Once you’ve built your time machine or modified your existing one to accommodate this feature, we are free to explore the fun stuff you can do with it! There are other things that might be beneficial for a time traveller, such as immortality or the ability to make a back-up of yourself, but I won’t go into them here.

1. Seduce a celebrity

Most celebrities are normal people before they became celebrities. With the knowledge you’ve learned about them during their public career, you can go back in time when they still weren’t famous and seduce them using that information!

2. Obtain unbeforeseen-works from your favourite artist.

Thanks to the butterfly effect, you can go back in time to a suitable moment and make any change in it, really, appearing there is enough of a change. Your favourite artist will live in a different universe than the one where you originated from and will produce works of art that differ from the ones you know. They might show similarities with the one’s you’re familiar with, but it’s practically impossible for them to be exactly the same than in your original universe.

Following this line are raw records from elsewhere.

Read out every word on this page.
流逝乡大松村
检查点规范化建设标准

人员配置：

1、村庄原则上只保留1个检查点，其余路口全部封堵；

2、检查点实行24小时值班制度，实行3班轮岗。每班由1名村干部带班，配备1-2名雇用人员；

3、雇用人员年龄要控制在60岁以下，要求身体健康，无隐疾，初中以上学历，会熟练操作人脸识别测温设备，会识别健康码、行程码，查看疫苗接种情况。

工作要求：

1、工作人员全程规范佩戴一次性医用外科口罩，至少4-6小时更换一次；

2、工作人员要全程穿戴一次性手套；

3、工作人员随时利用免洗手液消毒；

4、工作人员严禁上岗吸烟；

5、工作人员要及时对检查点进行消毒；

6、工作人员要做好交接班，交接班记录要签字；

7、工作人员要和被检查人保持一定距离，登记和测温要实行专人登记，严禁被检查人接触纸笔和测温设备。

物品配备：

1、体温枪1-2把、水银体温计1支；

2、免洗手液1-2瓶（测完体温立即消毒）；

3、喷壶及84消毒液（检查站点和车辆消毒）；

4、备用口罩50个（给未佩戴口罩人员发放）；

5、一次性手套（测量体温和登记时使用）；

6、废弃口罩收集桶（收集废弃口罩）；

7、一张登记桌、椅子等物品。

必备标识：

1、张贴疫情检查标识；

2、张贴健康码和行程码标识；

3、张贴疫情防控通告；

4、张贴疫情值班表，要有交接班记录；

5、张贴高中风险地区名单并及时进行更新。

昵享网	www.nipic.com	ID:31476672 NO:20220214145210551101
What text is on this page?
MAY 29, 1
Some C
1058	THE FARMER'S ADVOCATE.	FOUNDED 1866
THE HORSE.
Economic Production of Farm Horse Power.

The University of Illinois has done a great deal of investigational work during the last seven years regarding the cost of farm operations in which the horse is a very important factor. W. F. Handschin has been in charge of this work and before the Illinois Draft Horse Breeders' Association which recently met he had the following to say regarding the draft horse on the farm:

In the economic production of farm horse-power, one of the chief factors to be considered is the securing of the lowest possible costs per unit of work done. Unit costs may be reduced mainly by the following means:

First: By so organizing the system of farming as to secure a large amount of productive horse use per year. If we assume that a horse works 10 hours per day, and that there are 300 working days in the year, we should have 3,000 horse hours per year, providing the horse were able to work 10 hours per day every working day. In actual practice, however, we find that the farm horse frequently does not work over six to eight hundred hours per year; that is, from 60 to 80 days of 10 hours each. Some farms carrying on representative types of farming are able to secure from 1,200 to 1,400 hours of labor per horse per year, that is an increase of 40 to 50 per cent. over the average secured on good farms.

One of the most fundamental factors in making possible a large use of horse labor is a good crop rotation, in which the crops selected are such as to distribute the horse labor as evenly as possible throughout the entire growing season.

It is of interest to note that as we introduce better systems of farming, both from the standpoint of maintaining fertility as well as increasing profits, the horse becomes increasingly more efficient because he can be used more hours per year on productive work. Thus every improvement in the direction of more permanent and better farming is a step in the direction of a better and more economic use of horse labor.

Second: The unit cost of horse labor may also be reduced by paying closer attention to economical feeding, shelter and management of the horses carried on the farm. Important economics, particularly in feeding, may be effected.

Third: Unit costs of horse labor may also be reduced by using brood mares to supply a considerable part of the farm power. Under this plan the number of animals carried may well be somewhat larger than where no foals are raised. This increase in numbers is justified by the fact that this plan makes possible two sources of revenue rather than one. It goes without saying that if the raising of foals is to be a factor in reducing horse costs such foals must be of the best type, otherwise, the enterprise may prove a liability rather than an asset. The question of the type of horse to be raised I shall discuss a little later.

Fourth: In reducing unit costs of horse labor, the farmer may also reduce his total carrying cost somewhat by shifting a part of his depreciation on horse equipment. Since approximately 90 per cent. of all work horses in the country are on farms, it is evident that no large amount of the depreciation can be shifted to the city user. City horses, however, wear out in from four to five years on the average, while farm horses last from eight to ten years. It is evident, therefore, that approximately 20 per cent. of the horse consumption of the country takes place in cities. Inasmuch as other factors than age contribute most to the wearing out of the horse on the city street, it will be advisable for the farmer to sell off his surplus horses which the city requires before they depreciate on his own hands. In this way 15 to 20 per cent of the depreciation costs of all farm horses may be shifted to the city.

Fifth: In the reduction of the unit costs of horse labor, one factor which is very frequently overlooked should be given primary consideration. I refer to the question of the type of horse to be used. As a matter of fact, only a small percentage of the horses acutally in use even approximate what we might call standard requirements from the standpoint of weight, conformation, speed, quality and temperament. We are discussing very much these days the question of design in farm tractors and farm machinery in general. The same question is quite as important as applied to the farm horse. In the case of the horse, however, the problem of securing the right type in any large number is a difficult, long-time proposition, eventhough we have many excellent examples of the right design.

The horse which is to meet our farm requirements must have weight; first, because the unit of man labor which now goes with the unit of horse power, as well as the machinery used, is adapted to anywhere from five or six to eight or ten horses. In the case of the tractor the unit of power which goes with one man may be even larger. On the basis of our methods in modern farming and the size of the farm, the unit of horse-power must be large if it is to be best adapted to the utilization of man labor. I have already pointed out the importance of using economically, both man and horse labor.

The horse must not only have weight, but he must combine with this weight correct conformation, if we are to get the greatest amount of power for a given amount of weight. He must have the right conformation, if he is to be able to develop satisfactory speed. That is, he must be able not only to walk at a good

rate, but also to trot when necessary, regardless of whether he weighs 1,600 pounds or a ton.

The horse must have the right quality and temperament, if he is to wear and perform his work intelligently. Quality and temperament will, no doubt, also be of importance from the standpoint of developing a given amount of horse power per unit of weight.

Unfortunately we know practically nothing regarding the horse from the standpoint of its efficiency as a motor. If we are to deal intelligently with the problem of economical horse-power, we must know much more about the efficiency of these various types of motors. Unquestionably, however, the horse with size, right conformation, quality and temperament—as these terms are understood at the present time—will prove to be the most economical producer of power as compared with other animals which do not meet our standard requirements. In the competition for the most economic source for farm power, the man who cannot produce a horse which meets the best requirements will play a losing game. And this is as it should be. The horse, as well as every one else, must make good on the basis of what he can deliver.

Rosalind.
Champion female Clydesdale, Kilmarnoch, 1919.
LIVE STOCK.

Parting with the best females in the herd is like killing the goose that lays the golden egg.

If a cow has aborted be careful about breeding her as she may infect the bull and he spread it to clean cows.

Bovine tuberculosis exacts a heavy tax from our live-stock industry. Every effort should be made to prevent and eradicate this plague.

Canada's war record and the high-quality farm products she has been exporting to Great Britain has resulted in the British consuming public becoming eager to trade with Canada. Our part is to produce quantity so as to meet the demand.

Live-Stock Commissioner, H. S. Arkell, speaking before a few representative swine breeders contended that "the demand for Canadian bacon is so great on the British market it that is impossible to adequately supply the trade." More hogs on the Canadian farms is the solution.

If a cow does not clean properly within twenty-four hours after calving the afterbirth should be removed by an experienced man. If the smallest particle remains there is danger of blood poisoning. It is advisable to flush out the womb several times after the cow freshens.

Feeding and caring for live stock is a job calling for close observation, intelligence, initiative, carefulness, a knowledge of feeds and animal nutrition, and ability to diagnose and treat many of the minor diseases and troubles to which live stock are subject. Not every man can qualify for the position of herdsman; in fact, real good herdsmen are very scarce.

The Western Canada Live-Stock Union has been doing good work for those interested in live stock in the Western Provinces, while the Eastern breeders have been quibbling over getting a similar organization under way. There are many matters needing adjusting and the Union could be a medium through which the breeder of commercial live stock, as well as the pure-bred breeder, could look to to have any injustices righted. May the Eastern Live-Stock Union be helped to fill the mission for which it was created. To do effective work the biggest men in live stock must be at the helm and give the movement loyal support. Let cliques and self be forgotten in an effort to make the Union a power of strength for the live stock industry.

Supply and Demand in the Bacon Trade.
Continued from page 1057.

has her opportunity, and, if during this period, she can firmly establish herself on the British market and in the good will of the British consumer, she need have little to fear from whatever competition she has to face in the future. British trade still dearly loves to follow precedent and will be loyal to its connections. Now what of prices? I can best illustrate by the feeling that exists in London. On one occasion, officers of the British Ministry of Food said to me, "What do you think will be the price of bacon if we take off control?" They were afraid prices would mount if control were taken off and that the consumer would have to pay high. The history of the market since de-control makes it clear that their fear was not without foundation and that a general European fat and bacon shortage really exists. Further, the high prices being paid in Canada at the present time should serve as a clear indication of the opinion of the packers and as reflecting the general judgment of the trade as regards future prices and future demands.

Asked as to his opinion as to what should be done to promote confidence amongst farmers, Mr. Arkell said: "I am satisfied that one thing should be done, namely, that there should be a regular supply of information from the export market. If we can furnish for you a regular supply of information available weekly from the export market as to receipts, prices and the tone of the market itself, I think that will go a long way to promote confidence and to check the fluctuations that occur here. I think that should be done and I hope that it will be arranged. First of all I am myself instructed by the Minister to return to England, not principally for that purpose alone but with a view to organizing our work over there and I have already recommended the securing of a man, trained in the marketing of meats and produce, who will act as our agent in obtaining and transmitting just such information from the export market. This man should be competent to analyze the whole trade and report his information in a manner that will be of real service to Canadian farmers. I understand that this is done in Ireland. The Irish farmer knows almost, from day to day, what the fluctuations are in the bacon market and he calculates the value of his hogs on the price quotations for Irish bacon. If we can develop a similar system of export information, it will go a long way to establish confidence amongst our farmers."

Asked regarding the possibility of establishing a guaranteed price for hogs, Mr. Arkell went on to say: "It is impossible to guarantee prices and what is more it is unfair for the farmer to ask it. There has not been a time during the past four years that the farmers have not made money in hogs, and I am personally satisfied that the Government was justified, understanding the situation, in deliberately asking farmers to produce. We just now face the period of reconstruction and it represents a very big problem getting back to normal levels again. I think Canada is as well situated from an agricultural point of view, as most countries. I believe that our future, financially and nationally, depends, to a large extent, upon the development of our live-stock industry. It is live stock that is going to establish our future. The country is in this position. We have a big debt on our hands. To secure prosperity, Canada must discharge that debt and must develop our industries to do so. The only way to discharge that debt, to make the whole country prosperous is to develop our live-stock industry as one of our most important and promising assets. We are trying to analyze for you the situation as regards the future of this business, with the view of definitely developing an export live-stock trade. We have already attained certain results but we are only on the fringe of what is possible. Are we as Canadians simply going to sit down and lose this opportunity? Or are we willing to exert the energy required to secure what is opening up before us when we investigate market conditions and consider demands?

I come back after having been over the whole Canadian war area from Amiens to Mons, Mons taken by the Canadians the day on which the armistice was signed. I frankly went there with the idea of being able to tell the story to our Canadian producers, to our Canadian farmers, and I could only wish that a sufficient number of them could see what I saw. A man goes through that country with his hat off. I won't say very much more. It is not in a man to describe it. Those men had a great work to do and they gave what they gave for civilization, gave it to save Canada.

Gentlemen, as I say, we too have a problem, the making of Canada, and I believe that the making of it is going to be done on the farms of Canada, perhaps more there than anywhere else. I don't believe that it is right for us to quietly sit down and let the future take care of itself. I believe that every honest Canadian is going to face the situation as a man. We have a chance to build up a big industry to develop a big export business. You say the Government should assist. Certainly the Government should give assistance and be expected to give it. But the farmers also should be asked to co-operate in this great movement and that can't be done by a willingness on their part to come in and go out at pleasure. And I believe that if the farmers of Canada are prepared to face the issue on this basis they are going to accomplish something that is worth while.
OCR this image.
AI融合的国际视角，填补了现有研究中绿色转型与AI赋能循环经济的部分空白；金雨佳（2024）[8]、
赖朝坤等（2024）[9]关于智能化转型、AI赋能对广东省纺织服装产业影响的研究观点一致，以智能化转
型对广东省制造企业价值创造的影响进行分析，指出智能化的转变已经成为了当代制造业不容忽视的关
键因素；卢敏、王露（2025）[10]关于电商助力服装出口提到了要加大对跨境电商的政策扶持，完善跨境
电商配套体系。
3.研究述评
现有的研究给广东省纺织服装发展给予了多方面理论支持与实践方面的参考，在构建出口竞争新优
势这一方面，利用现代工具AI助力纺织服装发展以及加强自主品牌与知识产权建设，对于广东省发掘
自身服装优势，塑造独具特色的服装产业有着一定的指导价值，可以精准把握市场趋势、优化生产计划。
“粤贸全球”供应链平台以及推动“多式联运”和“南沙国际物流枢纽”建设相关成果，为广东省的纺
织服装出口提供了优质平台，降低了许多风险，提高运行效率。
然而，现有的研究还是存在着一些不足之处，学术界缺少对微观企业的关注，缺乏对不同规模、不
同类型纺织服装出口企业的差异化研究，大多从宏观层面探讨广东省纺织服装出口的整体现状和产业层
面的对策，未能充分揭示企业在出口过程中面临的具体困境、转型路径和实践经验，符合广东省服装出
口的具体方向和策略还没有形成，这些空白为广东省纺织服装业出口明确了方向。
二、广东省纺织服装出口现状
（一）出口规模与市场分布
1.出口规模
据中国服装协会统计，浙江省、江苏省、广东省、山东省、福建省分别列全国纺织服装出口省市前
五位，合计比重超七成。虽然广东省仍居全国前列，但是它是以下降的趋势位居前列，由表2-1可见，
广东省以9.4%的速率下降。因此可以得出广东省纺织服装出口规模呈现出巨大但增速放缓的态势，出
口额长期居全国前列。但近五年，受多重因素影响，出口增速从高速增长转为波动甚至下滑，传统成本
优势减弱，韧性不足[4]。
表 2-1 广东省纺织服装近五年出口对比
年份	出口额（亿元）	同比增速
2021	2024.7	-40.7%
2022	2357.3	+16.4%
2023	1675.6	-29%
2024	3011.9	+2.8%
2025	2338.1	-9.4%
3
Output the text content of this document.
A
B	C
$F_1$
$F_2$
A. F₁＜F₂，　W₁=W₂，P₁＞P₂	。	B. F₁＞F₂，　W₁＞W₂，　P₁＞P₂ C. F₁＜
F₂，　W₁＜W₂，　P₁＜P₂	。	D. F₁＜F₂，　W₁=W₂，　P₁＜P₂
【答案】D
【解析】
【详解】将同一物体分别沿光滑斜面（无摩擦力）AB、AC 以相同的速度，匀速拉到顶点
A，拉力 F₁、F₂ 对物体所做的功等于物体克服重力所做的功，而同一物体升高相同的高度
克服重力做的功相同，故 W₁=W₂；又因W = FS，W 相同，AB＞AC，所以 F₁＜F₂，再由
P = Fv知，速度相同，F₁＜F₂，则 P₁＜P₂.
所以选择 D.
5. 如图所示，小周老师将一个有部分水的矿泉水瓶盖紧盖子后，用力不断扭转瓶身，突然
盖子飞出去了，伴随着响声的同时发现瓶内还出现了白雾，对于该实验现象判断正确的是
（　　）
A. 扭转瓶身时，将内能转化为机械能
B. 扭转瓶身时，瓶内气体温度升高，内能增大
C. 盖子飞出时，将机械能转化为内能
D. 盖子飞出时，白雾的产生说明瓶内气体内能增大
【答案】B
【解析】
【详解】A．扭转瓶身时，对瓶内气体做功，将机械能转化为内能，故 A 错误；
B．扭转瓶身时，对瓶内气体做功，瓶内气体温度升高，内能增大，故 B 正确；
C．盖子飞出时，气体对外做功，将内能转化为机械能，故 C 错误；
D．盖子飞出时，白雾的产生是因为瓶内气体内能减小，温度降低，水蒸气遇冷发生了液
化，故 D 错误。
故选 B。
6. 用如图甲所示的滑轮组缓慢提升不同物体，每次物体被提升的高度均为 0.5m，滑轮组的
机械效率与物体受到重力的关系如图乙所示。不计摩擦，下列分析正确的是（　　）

Subsequently, this is pretty much what KSAI offers as well.

3. Get rich

Pretty much the standard thing to do. Lottery won’t do it, thanks again to the butterfly effect but buying the right stock would almost definetely work. Locating lost treasures, works or art works as well.

4. Make sure that Babbage gots his act together.

Is going to have gotten? I don’t know, but Steampunky world is too romantic to ignore. Steam-powered mechanical computers? Come on!

5. Live the perfect day/week/month/year over and over again.

This is the Groundhog Day -method. It’s your payday, first vacation-day, your SO is running hot, the weather is beautiful, whatever the circumstances are that make a perfect day, you can rewind and have another go. There won’t be any surprises though, so my take would be to concentrate on satisfying basic needs. The longer the time you spend reliving the higher the possibility of something unexpected happening.

Of course there are plenty of other choices, but these are those that tickle my fancy the most. I didn’t get into the ethics of these situations or time travel in general since it probably makes a boring post, but you are free to engage in that discussion in the comments! If there are any time travellers reading this, it would be nice to get a ‘hi!’ from them. No posers!